Schwedische Hilfe für Haiti

Der schwedische Telekommunikations-Konzern Ericsson wird im Katastrophengebiet in Haiti im Auftrag der Vereinten Nationen ein provisorisches Telefonnetz einrichten. Das berichtet der Schwedische Rundfunk. Am Wochenende hatte Schweden darüber hinaus weitere Hilfssendungen nach Haiti auf den Weg gebracht.

Das Telefonnetz im Katastrophengebiet ist in weiten Teilen zerstört, was die Hilfsmaβnahmen maβgeblich erschwert.
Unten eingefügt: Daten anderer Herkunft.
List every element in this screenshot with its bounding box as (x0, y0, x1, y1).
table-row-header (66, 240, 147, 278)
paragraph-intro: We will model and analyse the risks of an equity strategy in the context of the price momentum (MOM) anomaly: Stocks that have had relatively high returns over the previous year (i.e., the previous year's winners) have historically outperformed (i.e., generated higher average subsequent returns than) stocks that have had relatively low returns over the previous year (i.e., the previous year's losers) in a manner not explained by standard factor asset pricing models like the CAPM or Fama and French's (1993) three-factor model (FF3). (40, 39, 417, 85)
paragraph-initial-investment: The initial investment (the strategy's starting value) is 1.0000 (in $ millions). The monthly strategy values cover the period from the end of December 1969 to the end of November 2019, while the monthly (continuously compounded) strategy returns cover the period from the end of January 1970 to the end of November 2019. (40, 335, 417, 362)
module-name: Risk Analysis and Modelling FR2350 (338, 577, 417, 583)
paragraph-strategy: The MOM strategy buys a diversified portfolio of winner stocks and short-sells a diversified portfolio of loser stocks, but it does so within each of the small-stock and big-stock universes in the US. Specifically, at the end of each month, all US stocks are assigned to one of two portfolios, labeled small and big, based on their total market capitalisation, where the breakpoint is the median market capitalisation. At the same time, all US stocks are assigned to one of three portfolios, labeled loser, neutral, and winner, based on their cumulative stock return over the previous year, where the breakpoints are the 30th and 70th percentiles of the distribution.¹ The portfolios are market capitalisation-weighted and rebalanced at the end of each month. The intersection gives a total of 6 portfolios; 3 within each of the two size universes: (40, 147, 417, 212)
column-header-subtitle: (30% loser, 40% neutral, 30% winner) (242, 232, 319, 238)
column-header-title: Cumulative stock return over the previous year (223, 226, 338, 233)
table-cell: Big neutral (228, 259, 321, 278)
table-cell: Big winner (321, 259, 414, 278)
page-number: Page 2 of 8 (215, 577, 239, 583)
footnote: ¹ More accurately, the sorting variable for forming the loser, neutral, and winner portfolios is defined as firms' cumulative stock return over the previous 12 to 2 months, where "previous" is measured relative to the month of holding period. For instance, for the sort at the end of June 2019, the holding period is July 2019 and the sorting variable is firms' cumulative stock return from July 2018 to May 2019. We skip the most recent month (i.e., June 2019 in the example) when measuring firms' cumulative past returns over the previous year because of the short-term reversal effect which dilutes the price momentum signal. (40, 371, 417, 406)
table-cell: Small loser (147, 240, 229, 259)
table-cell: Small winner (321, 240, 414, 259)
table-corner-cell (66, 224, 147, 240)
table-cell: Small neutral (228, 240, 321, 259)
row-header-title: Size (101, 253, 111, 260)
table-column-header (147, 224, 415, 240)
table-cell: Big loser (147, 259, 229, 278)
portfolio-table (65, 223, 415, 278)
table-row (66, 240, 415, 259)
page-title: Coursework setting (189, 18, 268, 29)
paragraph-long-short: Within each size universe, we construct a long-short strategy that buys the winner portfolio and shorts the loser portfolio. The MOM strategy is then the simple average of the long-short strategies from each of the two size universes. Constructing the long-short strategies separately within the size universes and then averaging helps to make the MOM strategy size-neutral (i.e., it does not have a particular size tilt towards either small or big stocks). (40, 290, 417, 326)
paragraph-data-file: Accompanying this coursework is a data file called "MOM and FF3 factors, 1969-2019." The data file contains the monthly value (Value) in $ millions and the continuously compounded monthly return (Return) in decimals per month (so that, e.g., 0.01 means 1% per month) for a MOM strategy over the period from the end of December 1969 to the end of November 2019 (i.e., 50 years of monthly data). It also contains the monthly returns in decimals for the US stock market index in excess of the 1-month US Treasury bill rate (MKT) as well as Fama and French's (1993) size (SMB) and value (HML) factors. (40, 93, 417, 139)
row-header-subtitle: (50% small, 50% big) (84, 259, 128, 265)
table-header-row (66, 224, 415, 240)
Vier Ericsson-Mitarbeiter ständen für die Reise nach Port-au-Prince bereit, sagte Ericsson-Sprecherin Josephine Edwall im Schwedischen Rundfunk. "Wenn sie vor Ort sind, werden sie das System installieren, es besteht aus Masten, Transmittern und diverser Technik, die dafür sorgt, dass das Mobilnetz funktionieren kann", so Edwall. "Sie sollen auch dafür sorgen, dass die Mitarbeiter der Rettungsdienste mit Handys ausgestattet werden und dass alles so rasch wie möglich in Gang kommt."

Am Samstag und Sonntag waren zudem von Stockholm-Arlanda und Örebro aus drei Flugzeuge mit unter anderem Ausrüstung für ein Zeltlager gestartet. Die ersten Mitarbeiter der Behörde für Gesellschaftsschutz und Bereitschaft sind bereits in Port-au-Prince eingetroffen. 

Schon unmittelbar nach der Erdbebenkatastrophe hatten Hilfsorganisationen von der hohen Spendenbereitschaft der Schweden berichtet. Bis zum Montagvormittag waren unter anderem beim Schwedischen Roten Kreuz, der Organisation Rettet die Kinder und der Schwedischen Kirche Spendengelder in Höhe von umgerechnet mindestens fünf Millionen Euro eingegangen.